Just like in the natural world around us, seasons change in the spirit. We can feel it in our bones when something is about to change. As believers, we long to keep our eyes open and not miss where God is and where he’s moving.
The past few seasons have been obvious: a season of new marriage and change, a season of adjustment, spiritual pruning, and now a season of expansion. A season of growth and maturity. I see the similar experiences happening to many other people around me and around the world.

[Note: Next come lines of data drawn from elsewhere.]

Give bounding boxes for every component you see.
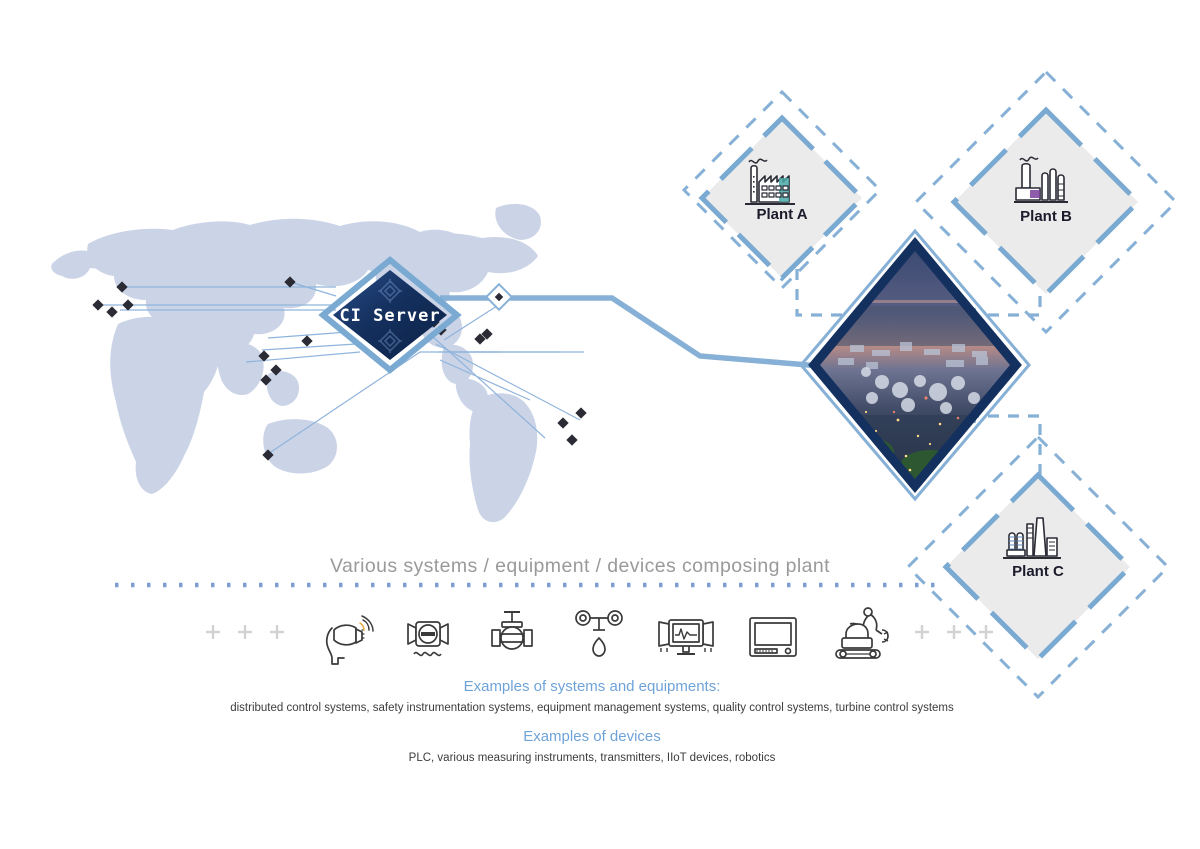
caption-1-body: distributed control systems, safety inst… <box>230 702 954 714</box>
caption-2-heading: Examples of devices <box>523 728 661 745</box>
infographic-canvas: Plant A Plant B <box>0 0 1200 849</box>
caption-1-heading: Examples of systems and equipments: <box>464 678 721 695</box>
caption-2-body: PLC, various measuring instruments, tran… <box>409 752 776 764</box>
captions-layer: Examples of systems and equipments: dist… <box>0 0 1200 849</box>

Whether or not we see the changes, they are inevitable. Sometimes I’m excited for change but most of the time, I’m not a fan at all. I’ve had so many wonderful seasons in my life, I end up wanting to stay there forever and not leave. To be honest, it’s hard for me to see past the blessings and bliss of the moment to the future, and believe that there is a purpose for being there. And then I don’t seem to remember that I was so reluctant at one time to enter my current season- the one I am enjoying and loving so much…. When that happens, I don’t think I’ve ever felt so flawed and human in my life. How mankind-like is it of me when I can’t see past now, and simultaneously struggle with “lack of blessing” or “I can’t”. HA. HA. I wish my HAHA font could leap off the page to reflect the humor…
It’s June 1, and I’m on my knees every day giving my business, life, and marriage to the Lord. What blessings I have reaped.
I don’t know what seasons come next, but I know that everything in His Will is timely and for my good.